Abstract
Objective The start-up phase of a clinical trial (CT) plays a vital role in execution of novel drug development. Hence, this study aims to identify the factors responsible for delaying the CT start-up phase. Further, it focuses on streamlining and reducing the cycle time of the start-up phase of newly sponsored CTs.
Methodology Thirteen sponsored CTs conducted (between 2016 and 2017) in clinical research department at King Fahad Medical City, Riyadh were analyzed to identify the data specific start-up metrics using Find an improvement area-Organize a team-Clarify current practices-Understand source of variation/problem-Select a Strategy-Plan-Do-Check-Act (FOCUS-PDCA) cycle. Five measures incorporated in the metrics were: date of initial contact with site to the signing of confidentiality agreement; date of receiving questionnaire from sponsor to date of its completion; time taken to review protocol and approve investigational drug service (IDS) form; time taken to review protocol and approve pharmacy and pathology and clinical laboratory medicine (PCLM) form and date of receipt of institutional review board (IRB) submission package to final IRB approval.

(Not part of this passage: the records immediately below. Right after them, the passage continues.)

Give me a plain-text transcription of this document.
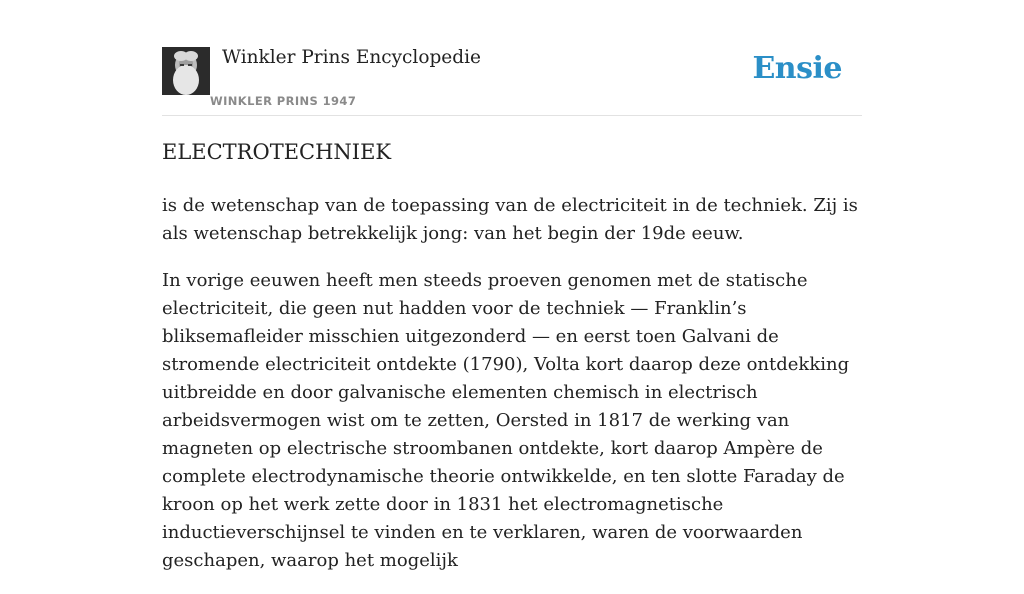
Winkler Prins Encyclopedie
WINKLER PRINS 1947
Ensie
ELECTROTECHNIEK

is de wetenschap van de toepassing van de electriciteit in de techniek. Zij is als wetenschap betrekkelijk jong: van het begin der 19de eeuw.

In vorige eeuwen heeft men steeds proeven genomen met de statische electriciteit, die geen nut hadden voor de techniek — Franklin’s bliksemafleider misschien uitgezonderd — en eerst toen Galvani de stromende electriciteit ontdekte (1790), Volta kort daarop deze ontdekking uitbreidde en door galvanische elementen chemisch in electrisch arbeidsvermogen wist om te zetten, Oersted in 1817 de werking van magneten op electrische stroombanen ontdekte, kort daarop Ampère de complete electrodynamische theorie ontwikkelde, en ten slotte Faraday de kroon op het werk zette door in 1831 het electromagnetische inductieverschijnsel te vinden en te verklaren, waren de voorwaarden geschapen, waarop het mogelijk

Fishbone analysis was used to understand the potential causes of process variation. Mean time was calculated for each metrics prior to and post implementation of the intervention protocol to analyze and compare percentage reduction in the mean cycle time of CTs.
Results Of the various potential factors of delay identified through Fishbone analysis, the two major ones were lack of well-defined timeline for approval and review of the study protocol; and inconsistent IRB meetings. Post introduction of the new intervention protocol, the entire CT lifecycle was reduced by 45.6% (24.8 weeks' vs 13 weeks, before and after intervention, respectively).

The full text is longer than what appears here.